Interesting Stratosphere Facts:
The stratosphere is one of five layers of the atmosphere. The atmosphere is one of four spheres of the earth, which include the atmosphere, the hydrosphere, the biosphere, and the lithosphere.
The word 'stratosphere' is derived from the word 'strato' meaning layer, and 'sphere' which is earth's shape.
The stratosphere accounts for approximately 24% of the earth's total atmosphere.
The stratosphere contains approximately 19% of the earth's total atmospheric gases.
90% of the ozone layer is found in the stratosphere's upper crust. This ozone layer is important for man's survival, and for the survival of life on earth, as it absorbs the UV radiation from the sun that would otherwise be deadly.
Scientists have been warning people for many years about the damage we are doing to the ozone layer. Planting trees is one of the efforts that people have done to try to minimize damage and to help rebuild the damaged ozone layer.
Damage to the ozone layer of the stratosphere occurs naturally when volcanic gases and dust reach the stratosphere, but people have been contributing to this as well with the use of aerosol's containing CFCs.
The holes in the ozone layer have been recorded above the Antarctica seasonally, as well as in other parts of the world.
Ozone is important for ensuring that just the right amount of ultraviolet radiation reaches the earth. This UV radiation is important for the production of vitamin D in humans, but too much can destroy tissue.
The amount of water vapour in the stratosphere is very low, and because of this there are no clouds in the stratosphere.

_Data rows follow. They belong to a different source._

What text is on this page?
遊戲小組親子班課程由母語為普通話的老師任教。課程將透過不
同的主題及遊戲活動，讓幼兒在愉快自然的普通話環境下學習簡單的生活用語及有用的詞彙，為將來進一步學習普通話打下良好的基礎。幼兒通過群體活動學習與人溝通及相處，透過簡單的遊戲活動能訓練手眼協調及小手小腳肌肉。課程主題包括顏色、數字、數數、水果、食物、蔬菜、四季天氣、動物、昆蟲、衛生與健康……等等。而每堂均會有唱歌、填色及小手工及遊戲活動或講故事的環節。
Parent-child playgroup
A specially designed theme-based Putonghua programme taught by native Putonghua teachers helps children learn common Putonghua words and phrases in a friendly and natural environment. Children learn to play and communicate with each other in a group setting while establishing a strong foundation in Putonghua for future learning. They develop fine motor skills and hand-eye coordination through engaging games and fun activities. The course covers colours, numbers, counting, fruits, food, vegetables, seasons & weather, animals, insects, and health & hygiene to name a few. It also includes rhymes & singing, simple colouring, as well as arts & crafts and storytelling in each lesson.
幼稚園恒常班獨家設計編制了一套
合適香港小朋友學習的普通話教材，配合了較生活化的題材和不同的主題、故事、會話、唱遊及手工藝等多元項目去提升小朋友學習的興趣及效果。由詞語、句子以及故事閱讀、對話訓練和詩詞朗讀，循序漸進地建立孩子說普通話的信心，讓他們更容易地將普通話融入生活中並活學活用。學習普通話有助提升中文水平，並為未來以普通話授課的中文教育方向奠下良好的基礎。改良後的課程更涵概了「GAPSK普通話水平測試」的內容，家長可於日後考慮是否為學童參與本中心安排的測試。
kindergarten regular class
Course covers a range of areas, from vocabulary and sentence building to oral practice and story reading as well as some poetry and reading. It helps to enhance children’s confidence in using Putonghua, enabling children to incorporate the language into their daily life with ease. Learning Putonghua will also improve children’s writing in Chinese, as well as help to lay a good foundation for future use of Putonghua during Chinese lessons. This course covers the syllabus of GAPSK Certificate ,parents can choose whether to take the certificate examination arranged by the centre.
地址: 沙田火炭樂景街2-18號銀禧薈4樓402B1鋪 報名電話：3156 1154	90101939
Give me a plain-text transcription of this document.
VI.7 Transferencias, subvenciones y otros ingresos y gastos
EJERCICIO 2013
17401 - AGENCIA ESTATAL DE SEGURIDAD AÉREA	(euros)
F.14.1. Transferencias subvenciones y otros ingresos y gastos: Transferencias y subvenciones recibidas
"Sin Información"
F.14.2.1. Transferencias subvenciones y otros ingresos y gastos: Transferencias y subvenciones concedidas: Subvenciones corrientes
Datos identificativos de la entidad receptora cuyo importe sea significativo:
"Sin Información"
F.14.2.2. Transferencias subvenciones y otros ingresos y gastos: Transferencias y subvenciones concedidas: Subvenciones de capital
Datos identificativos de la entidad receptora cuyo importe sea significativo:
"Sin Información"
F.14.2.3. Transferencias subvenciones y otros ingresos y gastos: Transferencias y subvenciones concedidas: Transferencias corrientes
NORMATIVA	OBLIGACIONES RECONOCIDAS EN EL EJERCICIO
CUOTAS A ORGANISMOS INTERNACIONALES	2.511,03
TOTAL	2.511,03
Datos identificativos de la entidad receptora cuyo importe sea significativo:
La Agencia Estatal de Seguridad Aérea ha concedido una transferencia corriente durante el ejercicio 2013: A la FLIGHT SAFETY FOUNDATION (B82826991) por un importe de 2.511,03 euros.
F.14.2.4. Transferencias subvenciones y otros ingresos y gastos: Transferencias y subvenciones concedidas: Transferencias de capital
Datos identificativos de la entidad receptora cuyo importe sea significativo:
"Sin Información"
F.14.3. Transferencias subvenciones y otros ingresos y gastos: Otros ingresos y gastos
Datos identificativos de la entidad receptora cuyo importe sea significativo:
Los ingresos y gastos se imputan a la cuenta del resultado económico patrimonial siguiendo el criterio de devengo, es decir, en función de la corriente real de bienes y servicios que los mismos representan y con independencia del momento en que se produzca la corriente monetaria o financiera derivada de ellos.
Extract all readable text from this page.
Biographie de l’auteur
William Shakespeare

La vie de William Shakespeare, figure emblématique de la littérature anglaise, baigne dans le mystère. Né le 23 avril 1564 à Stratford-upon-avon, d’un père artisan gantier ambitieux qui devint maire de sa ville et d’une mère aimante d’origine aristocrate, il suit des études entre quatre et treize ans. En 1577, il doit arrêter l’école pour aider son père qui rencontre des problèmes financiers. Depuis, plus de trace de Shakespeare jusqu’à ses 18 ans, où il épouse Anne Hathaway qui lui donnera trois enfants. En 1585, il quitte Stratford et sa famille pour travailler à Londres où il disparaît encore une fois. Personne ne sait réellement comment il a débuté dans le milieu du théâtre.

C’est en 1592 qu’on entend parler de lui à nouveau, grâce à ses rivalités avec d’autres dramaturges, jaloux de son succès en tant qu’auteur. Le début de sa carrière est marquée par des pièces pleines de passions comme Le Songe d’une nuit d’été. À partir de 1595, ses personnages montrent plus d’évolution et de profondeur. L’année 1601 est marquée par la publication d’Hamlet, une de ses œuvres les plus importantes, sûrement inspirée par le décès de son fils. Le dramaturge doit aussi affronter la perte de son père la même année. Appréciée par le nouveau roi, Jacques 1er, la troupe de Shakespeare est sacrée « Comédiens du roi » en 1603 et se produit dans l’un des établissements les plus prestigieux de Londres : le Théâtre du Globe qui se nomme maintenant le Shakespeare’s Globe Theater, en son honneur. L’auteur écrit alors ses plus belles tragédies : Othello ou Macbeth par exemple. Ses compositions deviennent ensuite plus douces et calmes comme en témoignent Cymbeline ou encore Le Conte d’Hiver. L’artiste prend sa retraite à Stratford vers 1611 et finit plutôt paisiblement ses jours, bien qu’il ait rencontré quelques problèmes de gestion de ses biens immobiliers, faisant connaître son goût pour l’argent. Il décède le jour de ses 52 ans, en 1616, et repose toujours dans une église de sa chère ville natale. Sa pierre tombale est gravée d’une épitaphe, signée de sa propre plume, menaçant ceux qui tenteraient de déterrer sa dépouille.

Airplanes fly in the stratosphere to avoid turbulence. Planes that are low on fuel also fly at this altitude because they can cover more distance than in the troposphere while using less fuel and encountering less turbulence.
There are forms of biological bacteria living in the stratosphere.
There are some species of birds capable of flying in the stratosphere.
It is possible to send research balloons into the stratosphere. Some researchers and even students have sent helium balloons with cameras to record the stratosphere.
Although on average the stratosphere begins at about 7 miles up from the earth's surface, it can range from 5 miles at the earth's poles, to 6-8 miles at moderate latitudes, to 11 miles at the equator. Its depth also varies from 5.5 to 20 miles depending on latitude as well.